As for Romney, the vote “with enthusiasm” was 12 percent, with reservations (30 percent), only if he’s the nominee (11 percent), would not vote for him (44 percent).
When registered voters were asked whether they were certain to vote for Obama, 34 percent said they would. But 37 said they would not. If reelected, 19 percent think his performance would “improve a great deal.” Believing his performance would decline were 24 percent. And 28 percent think his performance would be “about the same.”

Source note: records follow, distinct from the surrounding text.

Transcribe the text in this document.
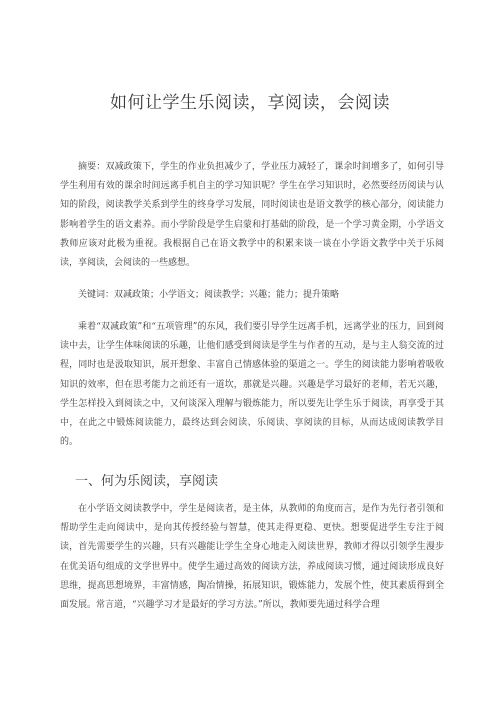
如何让学生乐阅读，享阅读，会阅读

摘要：双减政策下，学生的作业负担减少了，学业压力减轻了，课余时间增多了，如何引导学生利用有效的课余时间远离手机自主的学习知识呢？学生在学习知识时，必然要经历阅读与认知的阶段，阅读教学关系到学生的终身学习发展，同时阅读也是语文教学的核心部分，阅读能力影响着学生的语文素养。而小学阶段是学生启蒙和打基础的阶段，是一个学习黄金期，小学语文教师应该对此极为重视。我根据自己在语文教学中的积累来谈一谈在小学语文教学中关于乐阅读，享阅读，会阅读的一些感想。

关键词：双减政策；小学语文；阅读教学；兴趣；能力；提升策略

乘着“双减政策”和“五项管理”的东风，我们要引导学生远离手机，远离学业的压力，回到阅读中去，让学生体味阅读的乐趣，让他们感受到阅读是学生与作者的互动，是与主人翁交流的过程，同时也是汲取知识，展开想象、丰富自己情感体验的渠道之一。学生的阅读能力影响着吸收知识的效率，但在思考能力之前还有一道坎，那就是兴趣。兴趣是学习最好的老师，若无兴趣，学生怎样投入到阅读之中，又何谈深入理解与锻炼能力，所以要先让学生乐于阅读，再享受于其中，在此之中锻炼阅读能力，最终达到会阅读、乐阅读、享阅读的目标，从而达成阅读教学目的。

一、何为乐阅读，享阅读

在小学语文阅读教学中，学生是阅读者，是主体，从教师的角度而言，是作为先行者引领和帮助学生走向阅读中，是向其传授经验与智慧，使其走得更稳、更快。想要促进学生专注于阅读，首先需要学生的兴趣，只有兴趣能让学生全身心地走入阅读世界，教师才得以引领学生漫步在优美语句组成的文学世界中。使学生通过高效的阅读方法，养成阅读习惯，通过阅读形成良好思维，提高思想境界，丰富情感，陶冶情操，拓展知识，锻炼能力，发展个性，使其素质得到全面发展。常言道，“兴趣学习才是最好的学习方法。”所以，教师要先通过科学合理
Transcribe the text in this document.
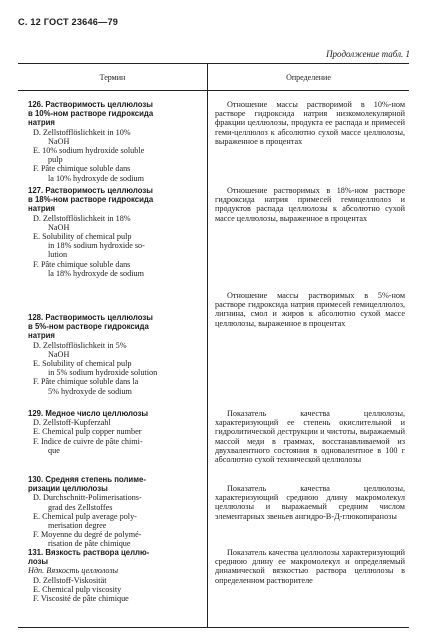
С. 12 ГОСТ 23646—79
Продолжение табл. 1
Термин	Определение
126. Растворимость целлюлозы
в 10%-ном растворе гидроксида
натрия
D. Zellstofflöslichkeit in 10%
NaOH
E. 10% sodium hydroxide soluble
pulp
F. Pâte chimique soluble dans
la 10% hydroxyde de sodium
127. Растворимость целлюлозы
в 18%-ном растворе гидроксида
натрия
D. Zellstofflöslichkeit in 18%
NaOH
E. Solubility of chemical pulp
in 18% sodium hydroxide so-
lution
F. Pâte chimique soluble dans
la 18% hydroxyde de sodium
128. Растворимость целлюлозы
в 5%-ном растворе гидроксида
натрия
D. Zellstofflöslichkeit in 5%
NaOH
E. Solubility of chemical pulp
in 5% sodium hydroxide solution
F. Pâte chimique soluble dans la
5% hydroxyde de sodium
129. Медное число целлюлозы
D. Zellstoff-Kupferzahl
E. Chemical pulp copper number
F. Indice de cuivre de pâte chimi-
que
130. Средняя степень полиме-
ризации целлюлозы
D. Durchschnitt-Polimerisations-
grad des Zellstoffes
E. Chemical pulp average poly-
merisation degree
F. Moyenne du degré de polymé-
risation de pâte chimique
131. Вязкость раствора целлю-
лозы
Ндп. Вязкость целлюлозы
D. Zellstoff-Viskosität
E. Chemical pulp viscosity
F. Viscosité de pâte chimique
Отношение массы растворимой в 10%-ном растворе гидроксида натрия низкомолекулярной фракции целлюлозы, продукта ее распада и примесей геми-целлюлоз к абсолютно сухой массе целлюлозы, выраженное в процентах
Отношение растворимых в 18%-ном растворе гидроксида натрия примесей гемицеллюлоз и продуктов распада целлюлозы к абсолютно сухой массе целлюлозы, выраженное в процентах
Отношение массы растворимых в 5%-ном растворе гидроксида натрия примесей гемицеллюлоз, лигнина, смол и жиров к абсолютно сухой массе целлюлозы, выраженное в процентах
Показатель качества целлюлозы, характеризующий ее степень окислительной и гидролитической деструкции и чистоты, выражаемый массой меди в граммах, восстанавливаемой из двухвалентного состояния в одновалентное в 100 г абсолютно сухой технической целлюлозы
Показатель качества целлюлозы, характеризующий среднюю длину макромолекул целлюлозы и выражаемый средним числом элементарных звеньев ангидро-В-Д-глюкопиранозы
Показатель качества целлюлозы характеризующий среднюю длину ее макромолекул и определяемый динамической вязкостью раствора целлюлозы в определенном растворителе
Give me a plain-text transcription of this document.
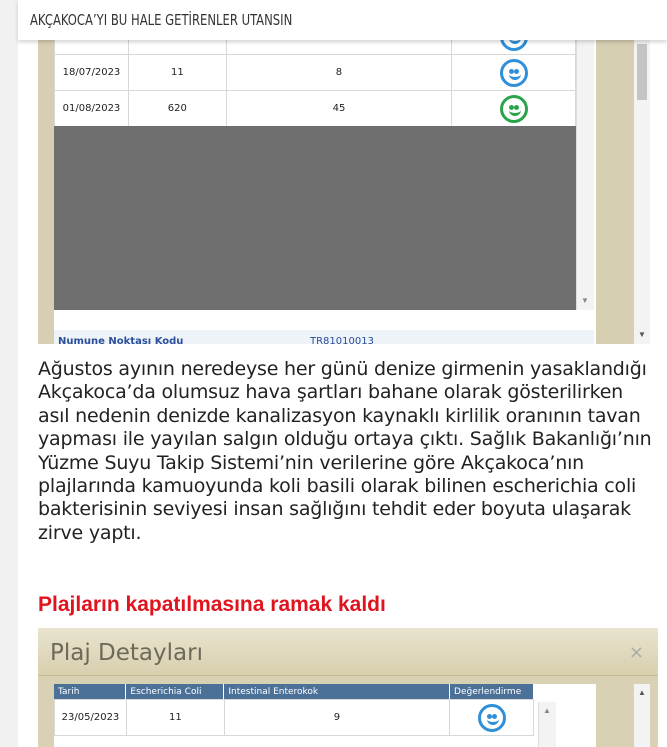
AKÇAKOCA’YI BU HALE GETİRENLER UTANSIN

18/07/2023	11	8	

01/08/2023	620	45	
▼
Numune Noktası Kodu	TR81010013
▼

Ağustos ayının neredeyse her günü denize girmenin yasaklandığı Akçakoca’da olumsuz hava şartları bahane olarak gösterilirken asıl nedenin denizde kanalizasyon kaynaklı kirlilik oranının tavan yapması ile yayılan salgın olduğu ortaya çıktı. Sağlık Bakanlığı’nın Yüzme Suyu Takip Sistemi’nin verilerine göre Akçakoca’nın plajlarında kamuoyunda koli basili olarak bilinen escherichia coli bakterisinin seviyesi insan sağlığını tehdit eder boyuta ulaşarak zirve yaptı.

Plajların kapatılmasına ramak kaldı
Plaj Detayları	×
Tarih	Escherichia Coli	Intestinal Enterokok	Değerlendirme
23/05/2023	11	9	
▲
▲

Ranking highest in Obama accomplishments, at 27 percent, was “killing Osama bin Laden,” although it was the Navy Seals who did it. And rumors persist that the President dithered as some advisers tried to discourage the move for fear his reelection would be hurt if it failed. Passing the health care law was given only a 7 percent grade, one percent less than “improving America’s image abroad.” Inability to improve the economy was ranked as a “failure” by 24 percent of those polled. Only 7 percent mentioned “too much regulation on business” as a failure.
On the question of Party loyalty, 19 percent said they were “strong Democrats.” Independents leaning Democrat were 14 percent. “Strong Republicans” totaled 14 percent. Independents leaning Republican amounted to 13 percent.
When queried about whether they would vote in a presidential primary (if one were held in their state), 33 percent they’d vote in a Republican primary, 26 percent in a democratic primary, and 38 percent indicated they’d wait for the general election.
Some 30 percent think the “economy will get better” in the next 12 months; 47 percent think it will stay about the same. As to their personal status, 17 percent believe “things have gotten better; 33 percent say “things have gotten worse. And 36 percent favor getting rid of ObamaCare.
In foreign affairs, 21 percent see all-out civil war in Iraq as very likely; 12 percent believe there will be more terrorist attacks on our soil as a result. If Iran is “close to developing a nuclear weapon,” 40 percent feel the U.S. “should initiate military action.